Pancreatic endocrine beta cells secrete insulin to maintain blood glucose homeostasis. Reduced beta cell mass due to perturbations in beta cell development or loss during adulthood result in the disease diabetes mellitus, yet the mechanisms regulating beta cell differentiation and maintenance are poorly understood. Researchers have identified two stages of endocrine cell development during embryogenesis. During the first stage, known as the primary transition, multipotent pancreatic progenitors expand and become specified to the acinar, endocrine, and ductal lineages. Following the primary transition, progenitors undergo rapid differentiation to produce mature acinar, endocrine, and ductal cells, during a stage called the secondary transition. The mechanisms that regulate both progenitor cell specification and differentiation are subject of intense investigation, as a better understanding of these processes is necessary to effectively develop a cell-based therapy for diabetes.

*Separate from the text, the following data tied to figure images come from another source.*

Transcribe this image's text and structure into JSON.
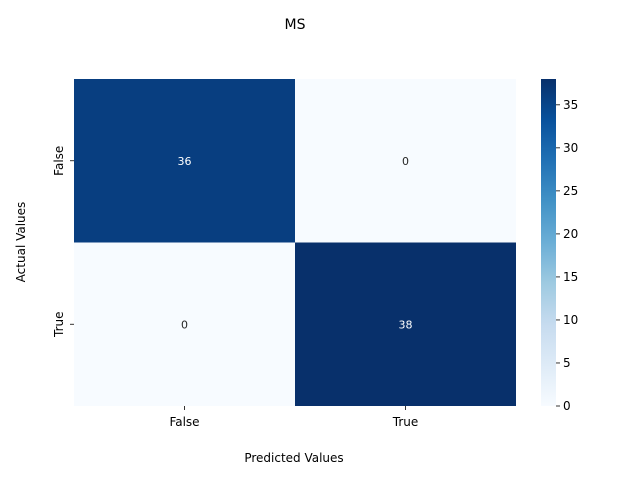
{
  "chart_data": {
    "type": "heatmap",
    "title": "MS",
    "xlabel": "Predicted Values",
    "ylabel": "Actual Values",
    "x_categories": [
      "False",
      "True"
    ],
    "y_categories": [
      "False",
      "True"
    ],
    "values": [
      [
        36,
        0
      ],
      [
        0,
        38
      ]
    ],
    "annotations": [
      [
        "36",
        "0"
      ],
      [
        "0",
        "38"
      ]
    ],
    "colormap": "Blues",
    "colorbar": {
      "range": [
        0,
        38
      ],
      "ticks": [
        0,
        5,
        10,
        15,
        20,
        25,
        30,
        35
      ]
    },
    "colors": {
      "low": "#f7fbff",
      "high": "#08306b",
      "annotation_on_dark": "#ffffff",
      "annotation_on_light": "#262626"
    }
  }
}
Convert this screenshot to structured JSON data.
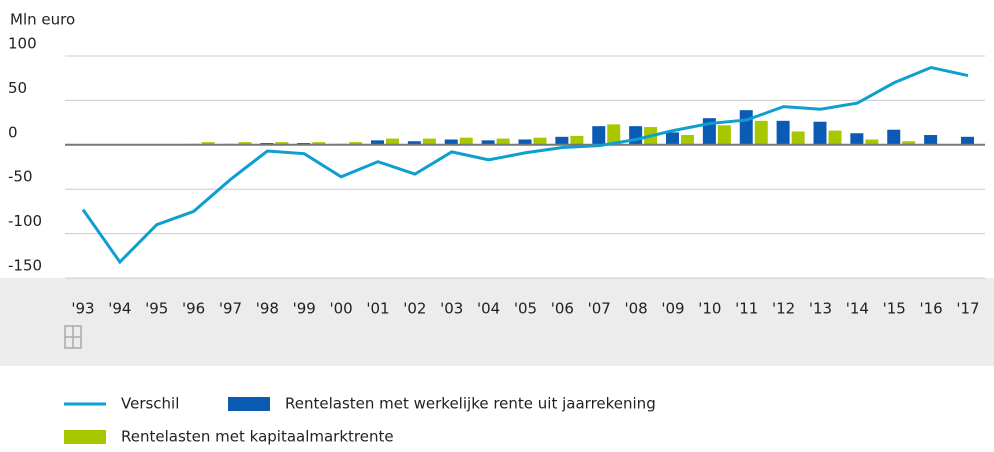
{
  "chart_data": {
    "type": "bar-line",
    "y_label": "Mln euro",
    "categories": [
      "'93",
      "'94",
      "'95",
      "'96",
      "'97",
      "'98",
      "'99",
      "'00",
      "'01",
      "'02",
      "'03",
      "'04",
      "'05",
      "'06",
      "'07",
      "'08",
      "'09",
      "'10",
      "'11",
      "'12",
      "'13",
      "'14",
      "'15",
      "'16",
      "'17"
    ],
    "series": [
      {
        "name": "Verschil",
        "type": "line",
        "color": "#0e9fd0",
        "values": [
          -73,
          -132,
          -90,
          -75,
          -39,
          -7,
          -10,
          -36,
          -19,
          -33,
          -8,
          -17,
          -9,
          -3,
          -1,
          6,
          16,
          24,
          28,
          43,
          40,
          47,
          70,
          87,
          78
        ]
      },
      {
        "name": "Rentelasten met werkelijke rente uit jaarrekening",
        "type": "bar",
        "color": "#0b5bb5",
        "values": [
          0,
          0,
          0,
          1,
          1,
          2,
          2,
          1,
          5,
          4,
          6,
          5,
          6,
          9,
          21,
          21,
          14,
          30,
          39,
          27,
          26,
          13,
          17,
          11,
          9
        ]
      },
      {
        "name": "Rentelasten met kapitaalmarktrente",
        "type": "bar",
        "color": "#a9c700",
        "values": [
          0,
          0,
          0,
          3,
          3,
          3,
          3,
          3,
          7,
          7,
          8,
          7,
          8,
          10,
          23,
          20,
          11,
          22,
          27,
          15,
          16,
          6,
          4,
          null,
          null
        ]
      }
    ],
    "ylim": [
      -150,
      100
    ],
    "yticks": [
      -150,
      -100,
      -50,
      0,
      50,
      100
    ],
    "grid": true
  }
}
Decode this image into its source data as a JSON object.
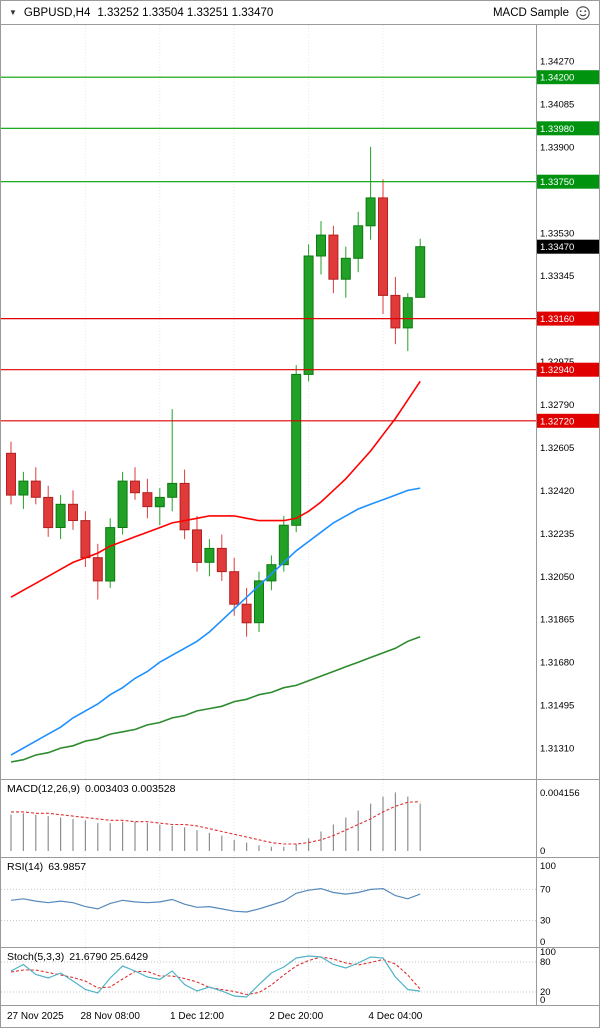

Using conditional loss- and gain-of-function mouse models for the transcription factor Nkx6.1, we discovered Nkx6.1 is a master-regulator of endocrine cell specification differentiation. Specifically, we found that Nkx6.1, together with its paralog Nkx6.2, repress the pre-acinar transcription factor Ptf1a, thereby allocating pancreatic progenitors to the endocrine lineage. Given this function for Nkx6.1 in cell specification, we subsequently investigated whether Nkx6.1 expression was necessary and/or sufficient to specify beta cell fate in endocrine progenitors. We found that Nkx6.1 specifies endocrine progenitors to the beta cell lineage, while repressing alternative pancreatic endocrine lineage choices. Moreover, we provide evidence that endocrine cell type specification occurs through the concerted activities of multiple transcription factors, rather than through a linear hierarchical differentiation program. In addition to its role in beta cell specification, we also identified a role for Nkx6.1 in the delamination and migration of endocrine progenitors, a process that is critical for forming functional clusters of endocrine cells, called islets. Finally, we examined the effects of elevated Nkx6.1 expression in beta cells and contrary to conclusions from previous in vitro studies, show that it does not improve beta cell function or expand beta cell mass in vivo. Together, our data demonstrate that Nkx6.1 is both necessary and sufficient at every stage of pancreas morphogenesis to generate functional beta cells.